Conclusion. Choose the right geometries for the variables you want to show.

Then make it pretty. But never too pretty that it obfuscates the clarity of your ideas.


“His clothes were all new and had been cut by a good Moscow tailor. But there was something wrong even with his clothes. They were rather too fashionable, as clothes always are from conscientious but not very talented tailors.”

Fyodor Dostoevsky, “The Idiot”, Part II, Chapter 2



2.2 Factor This In

Factors in R are the same as categorical variables, a.k.a. “nominal”, “discrete”, etc.

  • This is a source of frustration, since you sometimes must tell R explicitly
  • Use function as.factor() on a variable to tell R that it is categorical
  • Question. Why is this an issue?
  • Another Question. How many cylinders are in cars, typically?


data(mtcars)
ggplot(mtcars, aes(x = cyl,        # Number of cylinders
                   y = mpg)) +     # Miles per gallon 
  geom_point()


What the heck? Where are all the 5- and 7-cylinder cars?

  • Right, the 32 cars in dataset mtcars only have 4-, 6-, and 8-cylinder engines
  • R hasn’t been told that variable cyl (“cylinders”) is categorical
  • Let’s try again with function as.factor()


data(mtcars)
ggplot(mtcars, aes(x = as.factor(cyl),     # Cylinders "coerced" (changed) to factor
                   y = mpg)) +
  geom_point()


Better.

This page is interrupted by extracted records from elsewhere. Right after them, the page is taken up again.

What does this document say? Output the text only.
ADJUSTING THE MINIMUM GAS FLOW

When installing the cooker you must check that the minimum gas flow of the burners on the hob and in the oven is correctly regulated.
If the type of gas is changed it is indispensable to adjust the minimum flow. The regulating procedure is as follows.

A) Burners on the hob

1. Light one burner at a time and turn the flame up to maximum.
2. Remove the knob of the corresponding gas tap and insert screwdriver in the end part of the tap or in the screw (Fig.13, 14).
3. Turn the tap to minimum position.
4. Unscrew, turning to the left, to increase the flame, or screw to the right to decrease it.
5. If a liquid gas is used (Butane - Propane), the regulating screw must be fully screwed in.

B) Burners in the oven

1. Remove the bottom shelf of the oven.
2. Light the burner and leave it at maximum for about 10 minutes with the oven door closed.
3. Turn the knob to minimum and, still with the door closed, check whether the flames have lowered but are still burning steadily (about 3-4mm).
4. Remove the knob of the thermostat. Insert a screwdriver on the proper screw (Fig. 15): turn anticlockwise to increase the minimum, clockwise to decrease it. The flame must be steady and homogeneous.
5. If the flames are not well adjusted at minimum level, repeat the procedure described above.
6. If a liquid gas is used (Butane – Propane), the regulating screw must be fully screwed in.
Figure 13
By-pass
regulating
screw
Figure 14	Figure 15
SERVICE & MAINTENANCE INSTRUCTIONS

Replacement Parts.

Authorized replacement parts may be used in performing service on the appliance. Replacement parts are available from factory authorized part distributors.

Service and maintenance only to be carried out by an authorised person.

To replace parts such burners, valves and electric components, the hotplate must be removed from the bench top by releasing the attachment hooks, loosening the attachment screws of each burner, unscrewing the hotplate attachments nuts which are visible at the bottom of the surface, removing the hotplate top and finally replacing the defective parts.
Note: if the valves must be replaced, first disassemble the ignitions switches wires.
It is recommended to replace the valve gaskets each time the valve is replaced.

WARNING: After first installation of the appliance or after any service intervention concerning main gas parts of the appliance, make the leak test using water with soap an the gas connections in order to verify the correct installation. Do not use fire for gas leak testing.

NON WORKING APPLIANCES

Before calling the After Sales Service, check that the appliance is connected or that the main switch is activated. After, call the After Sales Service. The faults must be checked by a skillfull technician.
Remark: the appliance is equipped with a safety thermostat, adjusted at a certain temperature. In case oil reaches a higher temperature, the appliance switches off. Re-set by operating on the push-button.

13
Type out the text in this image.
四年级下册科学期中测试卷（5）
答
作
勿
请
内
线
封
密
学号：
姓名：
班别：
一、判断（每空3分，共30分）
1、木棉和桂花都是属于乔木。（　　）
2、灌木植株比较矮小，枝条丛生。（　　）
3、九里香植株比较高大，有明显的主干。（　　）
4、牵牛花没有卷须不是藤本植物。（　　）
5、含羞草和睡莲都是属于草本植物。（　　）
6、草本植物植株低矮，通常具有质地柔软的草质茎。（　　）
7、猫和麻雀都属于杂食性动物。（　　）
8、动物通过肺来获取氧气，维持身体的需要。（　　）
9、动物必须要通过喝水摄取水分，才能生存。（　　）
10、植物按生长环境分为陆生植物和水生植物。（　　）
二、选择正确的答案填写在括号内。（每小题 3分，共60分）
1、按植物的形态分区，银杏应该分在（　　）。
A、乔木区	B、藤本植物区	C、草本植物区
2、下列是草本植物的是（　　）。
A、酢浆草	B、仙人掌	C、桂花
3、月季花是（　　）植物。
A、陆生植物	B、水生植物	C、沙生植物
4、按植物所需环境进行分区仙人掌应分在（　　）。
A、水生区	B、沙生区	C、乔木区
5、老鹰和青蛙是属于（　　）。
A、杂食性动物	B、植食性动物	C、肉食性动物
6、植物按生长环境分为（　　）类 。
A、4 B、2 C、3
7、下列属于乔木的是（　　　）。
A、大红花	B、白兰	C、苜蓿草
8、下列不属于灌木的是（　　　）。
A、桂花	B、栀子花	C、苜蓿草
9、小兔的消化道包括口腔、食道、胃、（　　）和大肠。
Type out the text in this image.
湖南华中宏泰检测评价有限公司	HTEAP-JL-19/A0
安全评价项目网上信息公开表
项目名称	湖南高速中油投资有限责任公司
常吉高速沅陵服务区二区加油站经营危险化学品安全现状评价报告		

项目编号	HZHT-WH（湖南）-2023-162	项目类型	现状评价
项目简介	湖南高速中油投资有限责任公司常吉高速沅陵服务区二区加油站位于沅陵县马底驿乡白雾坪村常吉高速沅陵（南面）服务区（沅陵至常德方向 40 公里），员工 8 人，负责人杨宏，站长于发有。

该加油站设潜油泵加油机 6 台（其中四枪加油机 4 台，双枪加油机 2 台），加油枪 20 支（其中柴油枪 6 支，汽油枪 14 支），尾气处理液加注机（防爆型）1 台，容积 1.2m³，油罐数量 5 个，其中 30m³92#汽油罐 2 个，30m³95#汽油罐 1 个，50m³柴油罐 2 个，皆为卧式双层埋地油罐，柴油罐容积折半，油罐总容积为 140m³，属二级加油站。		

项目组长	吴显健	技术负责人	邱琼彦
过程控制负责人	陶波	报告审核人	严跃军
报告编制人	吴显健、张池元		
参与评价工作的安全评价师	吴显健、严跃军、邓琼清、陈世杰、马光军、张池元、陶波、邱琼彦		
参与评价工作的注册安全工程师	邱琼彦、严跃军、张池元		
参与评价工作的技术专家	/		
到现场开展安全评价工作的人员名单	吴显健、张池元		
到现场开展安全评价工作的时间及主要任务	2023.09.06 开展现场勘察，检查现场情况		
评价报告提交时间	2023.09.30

But we can add some random noise by using the geometry geom_jitter():

  • Argument width = and height = controls degree of random noise


data(mtcars)
ggplot(mtcars, aes(x = as.factor(cyl),     # Still a factor
                   y = mpg)) +
  geom_jitter(width = 0.05)                # Jittered slightly, but "mpg" still precise


Right.


3 Preset Themes

Because we’re cutting it close on time, let’s cover premade themes quickly.

  • The themes layer largely concerns style and non-data ink
  • All themes functions begin with theme_
  • Function theme() allows for total customization
  • Function theme_set() allows for global themes and will apply to all plots
    • More on this at a later time, we just had to cover geometries
  • Simply add your preferred theme with the + operator
  • There are dozens of premade themes, and dozens more with package ggthemes
    • Type theme_ in the console and scroll through the autocomplete dropdown


Try theme_light():

library(ggthemes)
ggplot(diamonds,
       aes(x = cut,
           y = price)) +
  geom_jitter(width = 0.25,
              alpha = 0.05,
              color = "tomato") +
  theme_light()                       # Just add the theme layer onto the graph


Or theme_fivethirtyeight():

library(ggthemes)
ggplot(diamonds,
       aes(x = cut,
           y = price)) +
  geom_jitter(width = 0.25,
              alpha = 0.1,
              color = "tomato") +
  theme_fivethirtyeight()


Or theme_minimal():

library(ggthemes)
ggplot(diamonds,
       aes(x = cut,
           y = price)) +
  geom_jitter(width = 0.25,
              alpha = 0.05,
              color = "tomato") +
  theme_classic()


4 Practice: Labeling & Themes

Instructions. Take any of the above plots and use the + operator to add function labs().

  • In labs(), you can set graph labels for the following arguments:
    • title =
    • subtitle =
    • caption =
    • x =
    • y =
    • Make sure to put your text in quotations!
  • Select any dataset, between mtcars, diamonds, economics, or iris
  • Use function names() with the dataset name inside () to get the variable names
    • Alternatively, use function help() with the dataset for definitions
  • Select data ink for function aes(), a geometry, and non-data ink inside geom_*()
    • Alternatively, reuse an existing plot for convenience
  • Browse and select a theme you like using any theme_*() function
  • Make sure your data and non-data ink convey your finding clearly; polish appropriately


Thanks, everyone.